The function \(y=\frac{3}{2} \csc \left(\frac{x}{4}\right)\) is in the form of \(y=A \csc(Bx)\), where A is the amplitude and B affects the period. In this function, A = 3/2 and B = 1/4.

The amplitude of the function is |A|. In our case, it is \(\left|\frac{3}{2}\right| = \frac{3}{2}\). Amplitude is a measure of how high and low the graph goes from its midline.

The period of a csc function is \(T=2\pi|\frac{1}{B}|\). Here, B = 1/4, so the period is \(T = 2\pi|\frac{1}{1/4}|= 2\pi*4 = 8\pi\).

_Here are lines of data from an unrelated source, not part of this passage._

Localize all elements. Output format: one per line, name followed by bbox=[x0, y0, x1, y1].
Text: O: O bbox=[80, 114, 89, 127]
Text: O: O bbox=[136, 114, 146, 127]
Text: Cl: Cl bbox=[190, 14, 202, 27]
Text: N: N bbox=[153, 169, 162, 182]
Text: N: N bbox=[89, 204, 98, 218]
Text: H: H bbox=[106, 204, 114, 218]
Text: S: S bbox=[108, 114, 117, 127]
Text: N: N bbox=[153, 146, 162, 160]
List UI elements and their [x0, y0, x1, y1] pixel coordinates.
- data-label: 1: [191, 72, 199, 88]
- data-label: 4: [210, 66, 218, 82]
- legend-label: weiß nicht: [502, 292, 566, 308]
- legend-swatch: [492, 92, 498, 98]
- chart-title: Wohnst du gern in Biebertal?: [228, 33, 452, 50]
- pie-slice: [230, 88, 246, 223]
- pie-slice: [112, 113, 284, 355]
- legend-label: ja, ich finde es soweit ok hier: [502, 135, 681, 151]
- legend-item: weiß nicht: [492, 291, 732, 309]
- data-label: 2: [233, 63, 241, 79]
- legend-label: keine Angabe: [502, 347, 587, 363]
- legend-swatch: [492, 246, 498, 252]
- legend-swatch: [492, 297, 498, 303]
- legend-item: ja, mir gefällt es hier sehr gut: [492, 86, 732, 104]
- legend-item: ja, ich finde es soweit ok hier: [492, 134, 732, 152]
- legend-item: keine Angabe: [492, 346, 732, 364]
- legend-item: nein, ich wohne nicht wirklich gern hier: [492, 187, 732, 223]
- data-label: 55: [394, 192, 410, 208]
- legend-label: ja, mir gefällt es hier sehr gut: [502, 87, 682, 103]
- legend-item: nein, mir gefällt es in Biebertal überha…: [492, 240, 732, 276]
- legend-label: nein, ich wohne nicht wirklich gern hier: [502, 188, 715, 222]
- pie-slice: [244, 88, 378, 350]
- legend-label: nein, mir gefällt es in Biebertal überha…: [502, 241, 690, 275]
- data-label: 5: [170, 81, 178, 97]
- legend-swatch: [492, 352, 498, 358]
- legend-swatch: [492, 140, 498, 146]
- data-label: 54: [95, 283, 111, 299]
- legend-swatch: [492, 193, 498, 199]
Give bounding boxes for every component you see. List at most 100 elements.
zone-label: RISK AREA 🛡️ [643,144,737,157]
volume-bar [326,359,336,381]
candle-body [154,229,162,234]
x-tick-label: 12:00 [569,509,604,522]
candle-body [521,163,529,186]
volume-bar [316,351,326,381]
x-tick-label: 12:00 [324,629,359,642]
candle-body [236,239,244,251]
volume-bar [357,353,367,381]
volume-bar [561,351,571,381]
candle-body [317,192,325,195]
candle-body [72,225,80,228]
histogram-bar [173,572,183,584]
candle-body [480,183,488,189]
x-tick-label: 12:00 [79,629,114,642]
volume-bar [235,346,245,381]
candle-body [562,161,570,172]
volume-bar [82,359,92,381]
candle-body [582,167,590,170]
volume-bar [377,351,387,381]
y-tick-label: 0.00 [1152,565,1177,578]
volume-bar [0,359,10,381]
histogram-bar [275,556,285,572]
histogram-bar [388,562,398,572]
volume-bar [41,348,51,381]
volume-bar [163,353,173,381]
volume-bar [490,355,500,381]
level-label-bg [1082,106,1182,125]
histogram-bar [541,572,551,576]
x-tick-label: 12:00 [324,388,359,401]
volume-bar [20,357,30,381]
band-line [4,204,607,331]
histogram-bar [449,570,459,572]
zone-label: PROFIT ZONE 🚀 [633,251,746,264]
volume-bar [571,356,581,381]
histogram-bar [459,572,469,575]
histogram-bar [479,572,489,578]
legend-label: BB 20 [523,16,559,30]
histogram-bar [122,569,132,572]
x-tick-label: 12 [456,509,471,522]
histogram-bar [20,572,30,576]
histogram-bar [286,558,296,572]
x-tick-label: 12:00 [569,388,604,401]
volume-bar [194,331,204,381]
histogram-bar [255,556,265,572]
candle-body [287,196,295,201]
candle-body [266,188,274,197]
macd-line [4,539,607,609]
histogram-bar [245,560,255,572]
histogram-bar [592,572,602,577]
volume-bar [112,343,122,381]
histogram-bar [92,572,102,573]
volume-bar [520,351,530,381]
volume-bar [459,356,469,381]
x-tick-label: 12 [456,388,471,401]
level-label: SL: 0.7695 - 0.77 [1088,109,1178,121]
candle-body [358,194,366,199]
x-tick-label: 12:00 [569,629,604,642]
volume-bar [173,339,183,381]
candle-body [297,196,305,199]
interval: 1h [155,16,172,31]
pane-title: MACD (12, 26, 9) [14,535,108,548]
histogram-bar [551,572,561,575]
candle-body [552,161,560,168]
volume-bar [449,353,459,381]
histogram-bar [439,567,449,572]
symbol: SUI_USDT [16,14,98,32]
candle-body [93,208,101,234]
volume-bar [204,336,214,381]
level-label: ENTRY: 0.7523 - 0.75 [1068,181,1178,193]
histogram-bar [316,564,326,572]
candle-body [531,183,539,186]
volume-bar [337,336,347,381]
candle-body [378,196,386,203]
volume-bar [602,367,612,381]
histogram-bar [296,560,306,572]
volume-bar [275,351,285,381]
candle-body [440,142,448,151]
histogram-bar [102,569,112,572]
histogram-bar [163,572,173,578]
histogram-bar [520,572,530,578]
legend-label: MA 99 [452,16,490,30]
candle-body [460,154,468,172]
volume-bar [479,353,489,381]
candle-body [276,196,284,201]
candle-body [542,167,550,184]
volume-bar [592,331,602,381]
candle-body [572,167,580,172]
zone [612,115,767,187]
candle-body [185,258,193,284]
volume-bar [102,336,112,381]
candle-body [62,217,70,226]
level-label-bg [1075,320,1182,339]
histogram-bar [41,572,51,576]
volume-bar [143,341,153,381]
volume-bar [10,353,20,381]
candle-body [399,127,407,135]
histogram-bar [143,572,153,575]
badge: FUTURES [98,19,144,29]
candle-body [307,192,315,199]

This is the width of one complete cycle on the graph.

The function \(y=csc(x)\) is undefined wherever \(sin(x) = 0\). Thus, the function \(y=\frac{3}{2} \csc \left(\frac{x}{4}\right)\) will have a vertical asymptote wherever \(sin(\frac{x}{4}) = 0\), which occurs at \(x = 0, \pm 4n\pi\), for all integer values of n.

Start at \(x=0\) (where the first asymptote is). Mark the period intervals along the x-axis (each \(8\pi\)). Draw an upward curve reaching its max at the central point between two asymptotes where the y value is 3/2 and downward curve where the y value is -3/2. Repeat these steps for two periods. This way, the graph of the function is drawn.